AW: Abhandlung Traurigkeit

ich finde dieses thema und seine kommentare toll !!!

ich weiß nicht, ob ich mich eher im bereich der trauer oder des selbstmitleids befinde...beides möchte ich nicht (vorallem die trauer nicht mehr)...sondern ich will ja was ändern...
aber es geht noch nicht. gibt es nicht irgendwas zwischen den beiden parteien ? oder noch schlimmer: eine mischung aus beiden ??
obwohl schlimmer: vielleicht ist es ja so, dass beides meistens ineinader übergeht, ohne dass man es merkt...
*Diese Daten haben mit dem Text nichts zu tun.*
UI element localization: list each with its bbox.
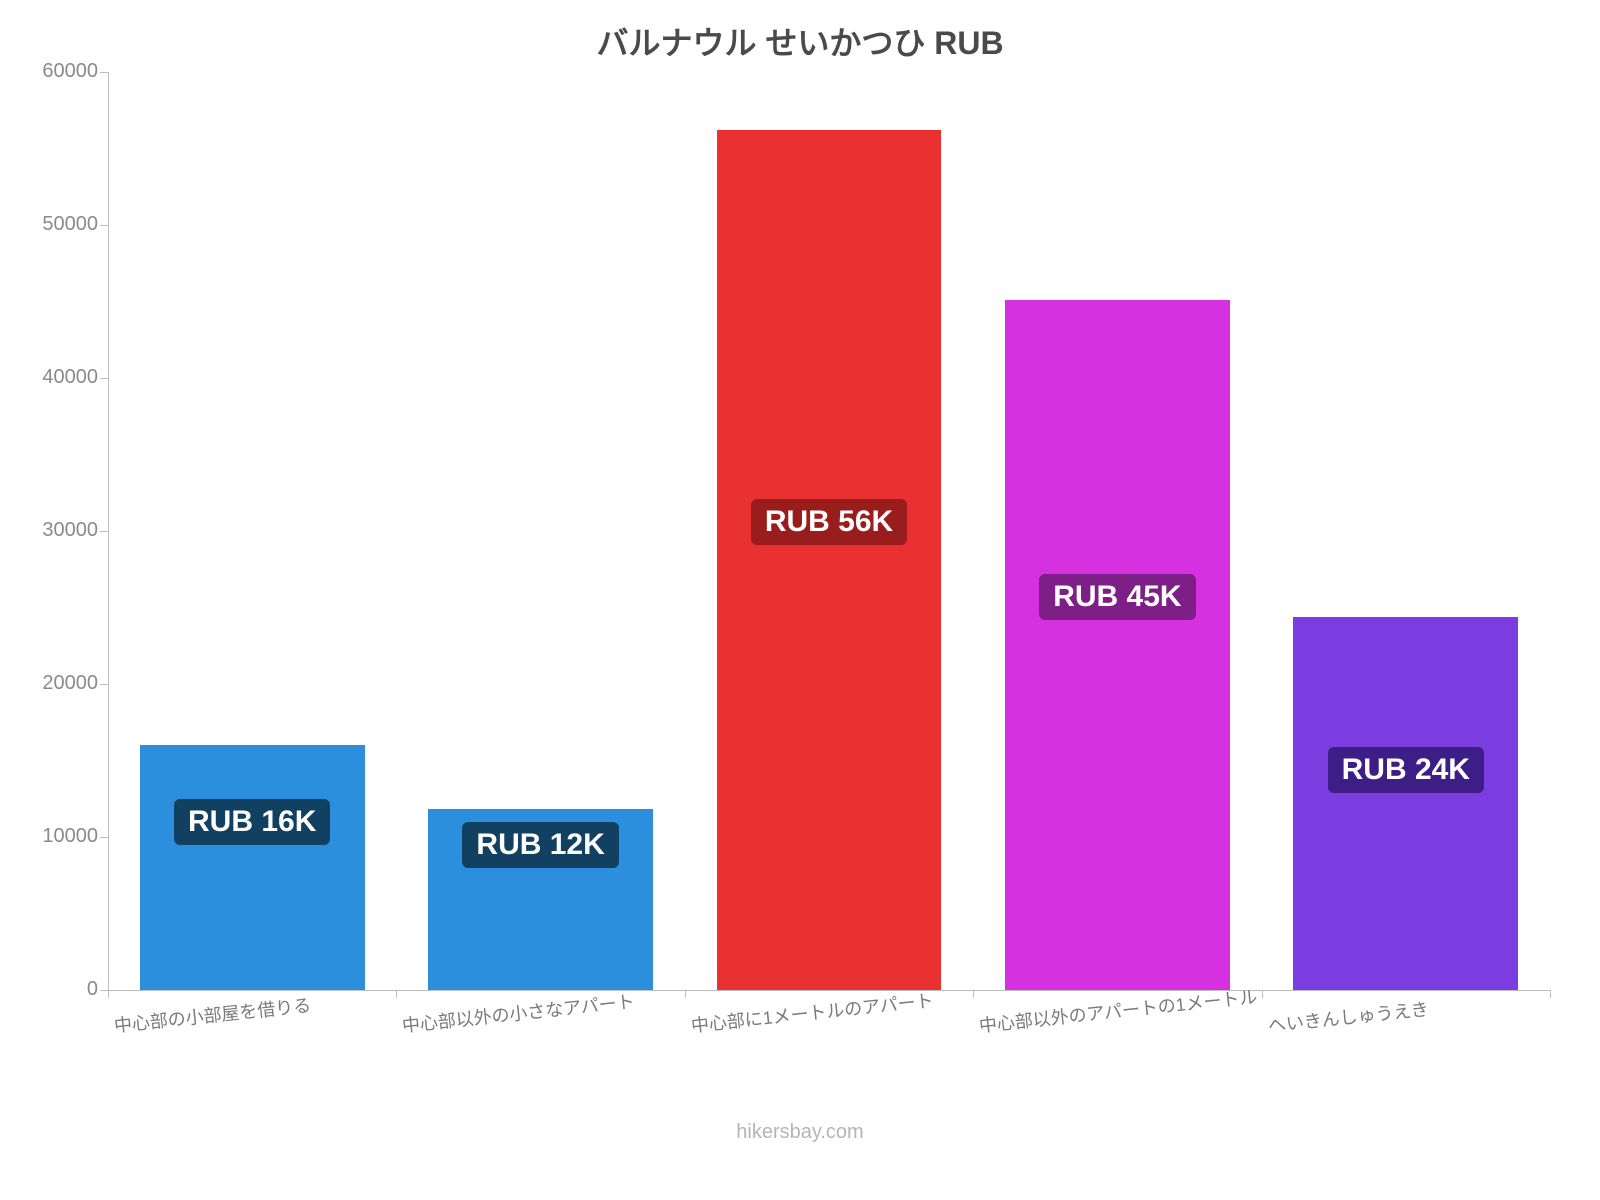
y-tick-label: 50000	[8, 213, 98, 236]
y-tick-label: 60000	[8, 60, 98, 83]
y-tick-label: 30000	[8, 519, 98, 542]
y-tick	[100, 990, 108, 991]
data-label-badge: RUB 45K	[1039, 574, 1195, 620]
y-tick	[100, 531, 108, 532]
x-axis-label: 中心部以外のアパートの1メートル	[978, 983, 1259, 1038]
x-axis-label: 中心部の小部屋を借りる	[113, 991, 313, 1038]
y-tick	[100, 378, 108, 379]
y-axis-line	[108, 72, 109, 990]
x-tick	[396, 990, 397, 998]
y-tick	[100, 837, 108, 838]
chart-title: バルナウル せいかつひ RUB	[0, 18, 1600, 64]
y-tick-label: 20000	[8, 672, 98, 695]
y-tick	[100, 225, 108, 226]
x-axis-label: へいきんしゅうえき	[1266, 995, 1429, 1038]
bar-chart: バルナウル せいかつひ RUB hikersbay.com 0 10000 2000…	[0, 0, 1600, 1200]
y-tick-label: 0	[8, 978, 98, 1001]
bar	[1293, 617, 1518, 990]
x-tick	[1262, 990, 1263, 998]
data-label-badge: RUB 56K	[751, 499, 907, 545]
attribution-text: hikersbay.com	[0, 1121, 1600, 1144]
x-tick	[973, 990, 974, 998]
x-tick	[685, 990, 686, 998]
y-tick-label: 40000	[8, 366, 98, 389]
data-label-badge: RUB 12K	[462, 822, 618, 868]
x-tick	[1550, 990, 1551, 998]
bar	[1005, 300, 1230, 990]
bar	[717, 130, 942, 990]
x-axis-line	[108, 990, 1550, 991]
y-tick-label: 10000	[8, 825, 98, 848]
data-label-badge: RUB 24K	[1328, 747, 1484, 793]
data-label-badge: RUB 16K	[174, 799, 330, 845]
y-tick	[100, 684, 108, 685]
x-axis-label: 中心部以外の小さなアパート	[401, 988, 636, 1038]
bar	[140, 745, 365, 990]
y-tick	[100, 72, 108, 73]
x-tick	[108, 990, 109, 998]
x-axis-label: 中心部に1メートルのアパート	[689, 987, 934, 1038]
ps.: zur beruhigung: ich bin schon dabei, mich mit allem abzufinden. aber es fehlt eben immer noch ein stückchen. da ist immer noch etwas das sich fragt "warum?" - doof ne ?
 
lass regnen

ich weiß nicht, ob ich mich eher im bereich der trauer oder des selbstmitleids befinde...beides möchte ich nicht (vorallem die trauer nicht mehr)...sondern ich will ja was ändern...

aber es geht noch nicht.

liebes öntschie,
was - bitte - ist denn an regentagen gar so schlimm?
lass es regnen.
lass regnen bis die wolken leer sind. :regen:

setz dich ans fenster, mach dir einen heißen tee und genieße es, in den regen zu schauen.
wenn´s etwas weniger wird, dann kannst du vielleicht schon einen kleinen regenspaziergang machen.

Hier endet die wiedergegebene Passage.